O general comentou os atos do grupo “300 do Brasil“, liderado por Sara Geromini, e os classificou como “patéticos”. “Você viu aquela cena patética de 20 e poucas pessoas com uma tocha e um manto, ali, num sábado à noite, junto ao STF, sem apoio nenhum, sem nada. Considerar aquilo uma milícia chega a ser… a milícia ela está lá no Rio de Janeiro, tomando conta dos morros. A milícia está em outras grandes cidades no Brasil disputando o narcotráfico com as narcoquadrilhas”, afirmou.
“Aquilo chegou a ser ridículo. Num país sério, vamos colocar assim, em uma análise séria, aquilo era pra rir. Sinceramente, eu vejo dessa forma. E querer transpor aquilo como um grupo de radicais capaz de fazer algum tipo de ação contra uma instituição como o STF, vamos lembrar aqui o seguinte: em 2014, a ‘turma de vermelho’ invadiu o STF, quebrou aquelas vidraças todinhas, ninguém foi preso, quando muito foi autuado e esse assunto foi esquecido.”
Hamilton Mourão também falou sobre as recentes polêmicas envolvendo a Lava Jato e disse que a operação incomodou muita gente. “A Lava Jato é um marco importantíssimo no país, porque ela é um divisor de águas. Até então, o estado de direito efetivo não atingia a turma do colarinho branco. Essa turma continuava solta, e os pequenos ladrões eram presos, os que roubam galinha, os que roubam em supermercados. E os grandes ladrões, aqueles que usam o dinheiro público em proveito próprio, continuavam todos soltos. E a Lava Jato rompeu isso aí, independente de partido político, porque num primeiro momento (dizia-se) ‘atingiu-se o PT’. Não, o PSDB também foi duramente atingido com lideranças que concorreram à presidência da República e são expressiva”, disse.
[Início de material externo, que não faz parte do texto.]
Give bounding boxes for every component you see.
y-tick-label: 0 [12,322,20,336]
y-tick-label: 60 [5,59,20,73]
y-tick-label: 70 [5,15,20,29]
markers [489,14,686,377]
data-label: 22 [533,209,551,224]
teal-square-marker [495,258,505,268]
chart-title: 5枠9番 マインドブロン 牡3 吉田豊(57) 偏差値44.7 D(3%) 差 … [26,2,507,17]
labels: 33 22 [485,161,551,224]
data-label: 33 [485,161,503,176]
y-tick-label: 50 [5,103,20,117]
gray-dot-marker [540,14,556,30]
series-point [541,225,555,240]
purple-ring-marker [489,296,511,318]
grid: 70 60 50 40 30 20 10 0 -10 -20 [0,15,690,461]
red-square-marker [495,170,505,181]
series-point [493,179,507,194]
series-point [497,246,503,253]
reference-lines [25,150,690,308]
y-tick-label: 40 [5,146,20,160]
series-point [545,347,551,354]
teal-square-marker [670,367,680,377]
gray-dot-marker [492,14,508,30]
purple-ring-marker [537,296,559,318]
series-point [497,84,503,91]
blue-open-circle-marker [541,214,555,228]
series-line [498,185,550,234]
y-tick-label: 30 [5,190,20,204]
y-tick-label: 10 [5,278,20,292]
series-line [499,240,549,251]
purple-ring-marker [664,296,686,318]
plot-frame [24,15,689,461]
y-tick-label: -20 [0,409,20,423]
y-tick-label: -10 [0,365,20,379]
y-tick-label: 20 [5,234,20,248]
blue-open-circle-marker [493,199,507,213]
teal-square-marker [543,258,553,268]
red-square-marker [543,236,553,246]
“Então eu vejo que a Lava Jato incomodou muita gente, porque desnudou essa relação promíscua que havia entre agentes públicos e gestores privados e a malversação dos recursos com milhares de obras inacabadas, com gente que enriqueceu da noite para o dia com contas no exterior. Hoje existe uma ofensiva contra isso e contra seus principais atores, como (o ex-juiz federal e ex-ministro da Justiça) Sergio Moro, como (o procurador Deltan) Dallagnol, (o ex-procurador) Carlos Fernando dos Santos Lima. E eu tenho o maior respeito por esse pessoal, e acho que a sociedade brasileira também. Agora existe uma disputa dentro do próprio Judiciário em torno daquilo que seriam excessos cometidos pela Lava Jato. Ora, se houve excessos, a lei está aí para coibi-los, e o último bastião para definir isso é o nosso Supremo Tribunal Federal (STF), e é ele que tem a última palavra.”